Le malentendu le plus courant à propos du bitcoin et des autres crypto-monnaies est que les transactions sont totalement anonymes et que les cryptos sont donc populaires auprès des criminels. Le premier est incorrect, le second est Traceurs dans le noir, par le journaliste technologique américain Andy Greenberg. Un livre sur la chasse au „les seigneurs du crime de la crypto-monnaie ».

La crypto-monnaie a un grand attrait pour les criminels. Il a la rapidité et l’apesanteur de l’argent liquide, sans l’inconvénient des transactions bancaires, à savoir que vous devez vous identifier. Peu de temps après la création de bitcoin en 2009, un premier marché sur le « dark web » a été construit, The Silk Road. Il n’a pas pu être trouvé avec un moteur de recherche normal, mais avec le navigateur Tor, qui permet de surfer de manière anonyme. De la drogue y était échangée avec des cryptos, entre autres.

La route de la soie s’est développée rapidement et les administrateurs se sont sentis en sécurité. Au départ, les détectives pensaient également qu’ils ne pouvaient pas y faire grand-chose. Les deux parties devaient encore comprendre comment fonctionnent les crypto-monnaies, à savoir basées sur une base de données publique avec toutes les transactions, la soi-disant blockchain. C’est une mine d’or pour un certain type de détective, qui sait ce qu’il faut chercher si l’on veut découvrir qui se cache derrière les adresses de réception (une longue suite de lettres et de chiffres) du produit du crime.

Greenberg décrit comment les enquêteurs ont appris cela par essais et erreurs depuis 2013. Ses personnages principaux aiment les puzzles. L’un est un universitaire passionné spécialisé dans la cryptographie, l’autre un comptable initialement ennuyé du département d’enquête financière. Complété avec le type qui préfère défoncer les portes, mais a découvert un cybercrime par hasard. Et puis a été saisi par les possibilités, par exemple pour enrouler un réseau mondial de pédopornographie.
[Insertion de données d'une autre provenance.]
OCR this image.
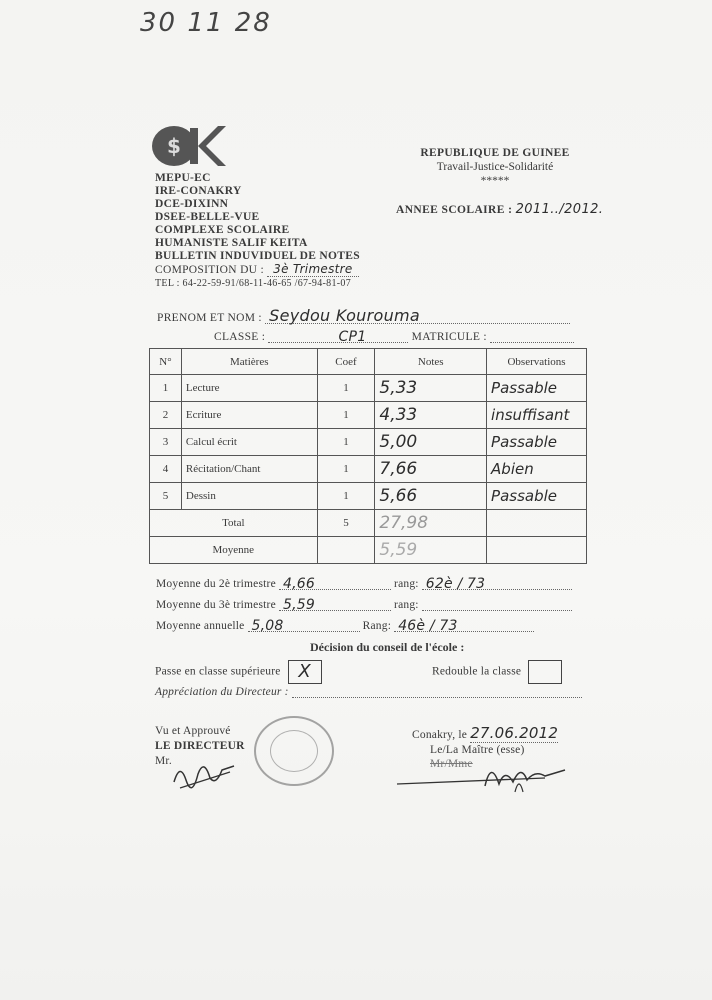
30 11 28
$
MEPU-EC
IRE-CONAKRY
DCE-DIXINN
DSEE-BELLE-VUE
COMPLEXE SCOLAIRE
HUMANISTE SALIF KEITA
BULLETIN INDUVIDUEL DE NOTES
COMPOSITION DU : 3è Trimestre
TEL : 64-22-59-91/68-11-46-65 /67-94-81-07
REPUBLIQUE DE GUINEE
Travail-Justice-Solidarité
*****
ANNEE SCOLAIRE : 2011../2012.
PRENOM ET NOM : Seydou Kourouma
CLASSE :	CP1	MATRICULE :
N°	Matières	Coef	Notes	Observations
1	Lecture	1	5,33	Passable
2	Ecriture	1	4,33	insuffisant
3	Calcul écrit	1	5,00	Passable
4	Récitation/Chant	1	7,66	Abien
5	Dessin	1	5,66	Passable
Total		5	27,98	
Moyenne			5,59	
Moyenne du 2è trimestre 4,66	rang: 62è / 73
Moyenne du 3è trimestre 5,59	rang:
Moyenne annuelle 5,08	Rang: 46è / 73
Décision du conseil de l'école :
Passe en classe supérieure X	Redouble la classe
Appréciation du Directeur :
Vu et Approuvé
LE DIRECTEUR
Mr.
Conakry, le 27.06.2012
Le/La Maître (esse)
Mr/Mme
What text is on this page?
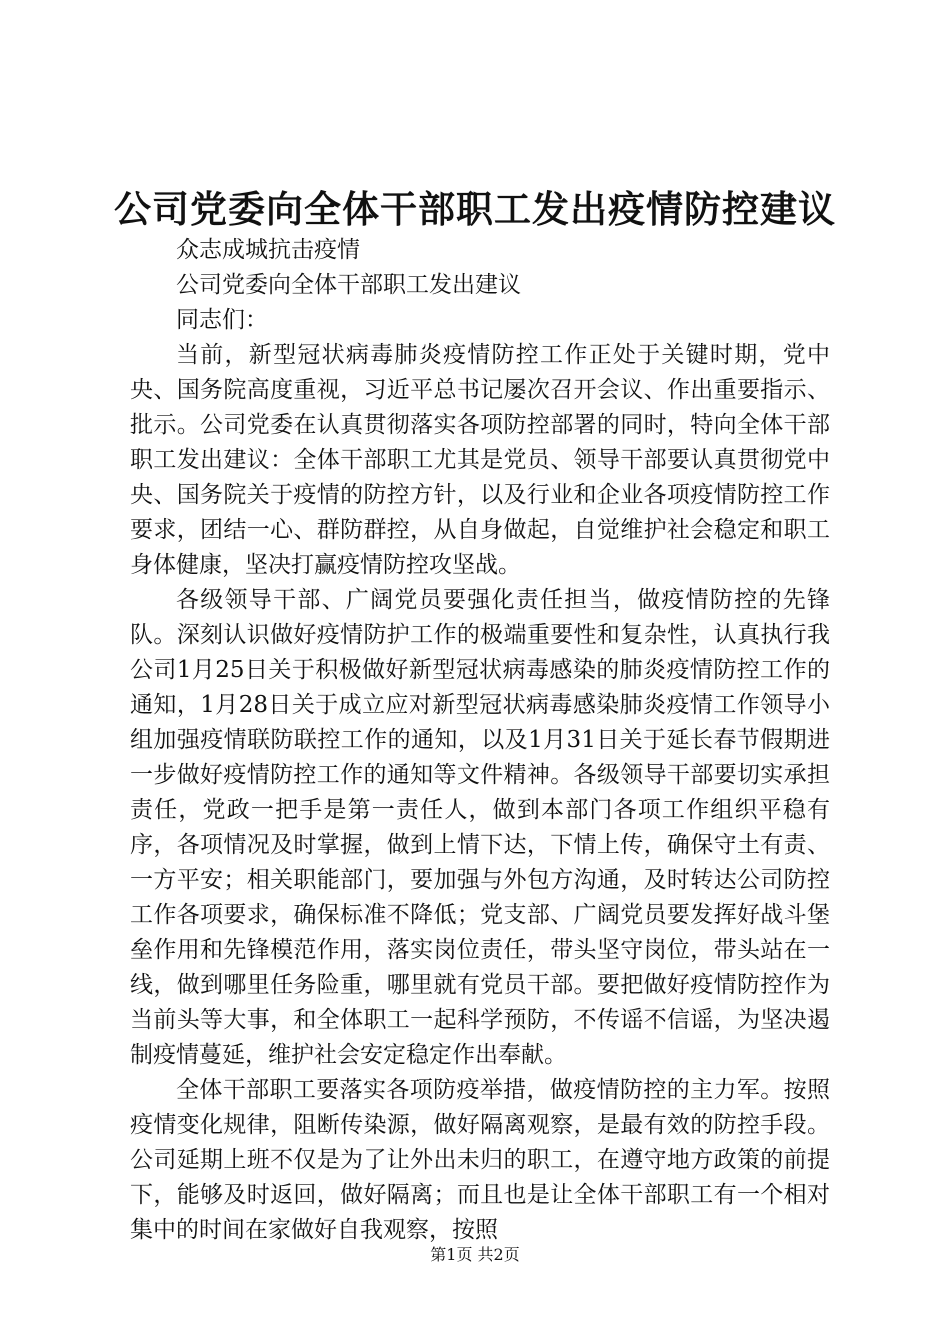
公司党委向全体干部职工发出疫情防控建议

众志成城抗击疫情

公司党委向全体干部职工发出建议

同志们：

当前，新型冠状病毒肺炎疫情防控工作正处于关键时期，党中央、国务院高度重视，习近平总书记屡次召开会议、作出重要指示、批示。公司党委在认真贯彻落实各项防控部署的同时，特向全体干部职工发出建议：全体干部职工尤其是党员、领导干部要认真贯彻党中央、国务院关于疫情的防控方针，以及行业和企业各项疫情防控工作要求，团结一心、群防群控，从自身做起，自觉维护社会稳定和职工身体健康，坚决打赢疫情防控攻坚战。

各级领导干部、广阔党员要强化责任担当，做疫情防控的先锋队。深刻认识做好疫情防护工作的极端重要性和复杂性，认真执行我公司1月25日关于积极做好新型冠状病毒感染的肺炎疫情防控工作的通知，1月28日关于成立应对新型冠状病毒感染肺炎疫情工作领导小组加强疫情联防联控工作的通知，以及1月31日关于延长春节假期进一步做好疫情防控工作的通知等文件精神。各级领导干部要切实承担责任，党政一把手是第一责任人，做到本部门各项工作组织平稳有序，各项情况及时掌握，做到上情下达，下情上传，确保守土有责、一方平安；相关职能部门，要加强与外包方沟通，及时转达公司防控工作各项要求，确保标准不降低；党支部、广阔党员要发挥好战斗堡垒作用和先锋模范作用，落实岗位责任，带头坚守岗位，带头站在一线，做到哪里任务险重，哪里就有党员干部。要把做好疫情防控作为当前头等大事，和全体职工一起科学预防，不传谣不信谣，为坚决遏制疫情蔓延，维护社会安定稳定作出奉献。

全体干部职工要落实各项防疫举措，做疫情防控的主力军。按照疫情变化规律，阻断传染源，做好隔离观察，是最有效的防控手段。公司延期上班不仅是为了让外出未归的职工，在遵守地方政策的前提下，能够及时返回，做好隔离；而且也是让全体干部职工有一个相对集中的时间在家做好自我观察，按照

第1页 共2页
Greenberg rend les nerds de l’informatique cool. Il montre comment ils travaillent ensemble et utilisent les inventions de chacun. Écrire un livre passionnant sur l’énigme avec un fouillis de transactions de personnes encore anonymes est presque aussi admirable que le travail de détective méticuleux lui-même.

“Ne chie pas là où tu manges”

Au début du livre, l’un de ses personnages principaux, le Danois Michael Gronager avec un doctorat en mécanique quantique, tente de découvrir l’identité du voleur de 650 000 bitcoins du mont. Gox, l’échange de crypto le plus important jusqu’en 2014. Le logiciel que Gronager développe à cet effet jette les bases de sa société Chainalysis. La valeur de celle-ci est estimée dans les derniers chapitres à plus de 8 milliards de dollars. Il sert actuellement les échanges cryptographiques, les régulateurs et les procureurs du monde entier.

Nous parvenons à identifier le voleur. Il faudra alors des années avant qu’il puisse être ramassé. C’est à cause d’autre chose que ce livre présente bien : le rôle de la Russie dans le monde de la cybercriminalité. Les marchés en ligne illégaux exigent remarquablement souvent que leurs utilisateurs ne fassent pas de victimes russes. Ceci sous la devise ‘ne chie pas où tu manges‘. Tant qu’ils ne causent pas de problèmes en Russie, les cybercriminels y resteront tranquilles. Avant l’invasion de l’Ukraine, cela semblait s’améliorer sous la pression américaine, mais maintenant, c’est à nouveau le contraire qui est vrai. Cela rend une partie du travail de détective insatisfaisante. Un marché illégal est facilement échangé contre un autre, si tout ce travail de détective numérique n’entraîne pas de poursuites et de saisies.

Néanmoins, la plupart des enquêtes incluent un moment crucial et porteur d’espoir où l’identité en ligne nébuleuse du criminel (“Dread Pirate Roberts” ou “Alpha02”) prend un visage. Les criminels semblent également être d’un certain type. Parfois avec une idéologie (libertaire) et une sorte de principes (« pas de pédopornographie via mon dark web »). Presque tous sont des programmeurs expérimentés, qui semblent apprécier le jeu du chat et de la souris.

Une petite erreur

Pas les personnes en deuil dont les séries télévisées ont fait l’objet au cours des dernières décennies. C’est de l’histoire contemporaine, avec des batailles derrière des écrans d’ordinateur. Ils gèrent leurs marchés de manière professionnelle, y compris le personnel, les e-mails de bienvenue, les conditions d’utilisation et les mises à jour logicielles. S’ils se heurtent à la lampe, c’est généralement à cause d’une petite erreur. Une fois, ils ont oublié de crypter leur adresse e-mail. Ou ont donné leur vrai nom lors de l’enregistrement d’un serveur ou de la conversion de cryptos en argent traditionnel.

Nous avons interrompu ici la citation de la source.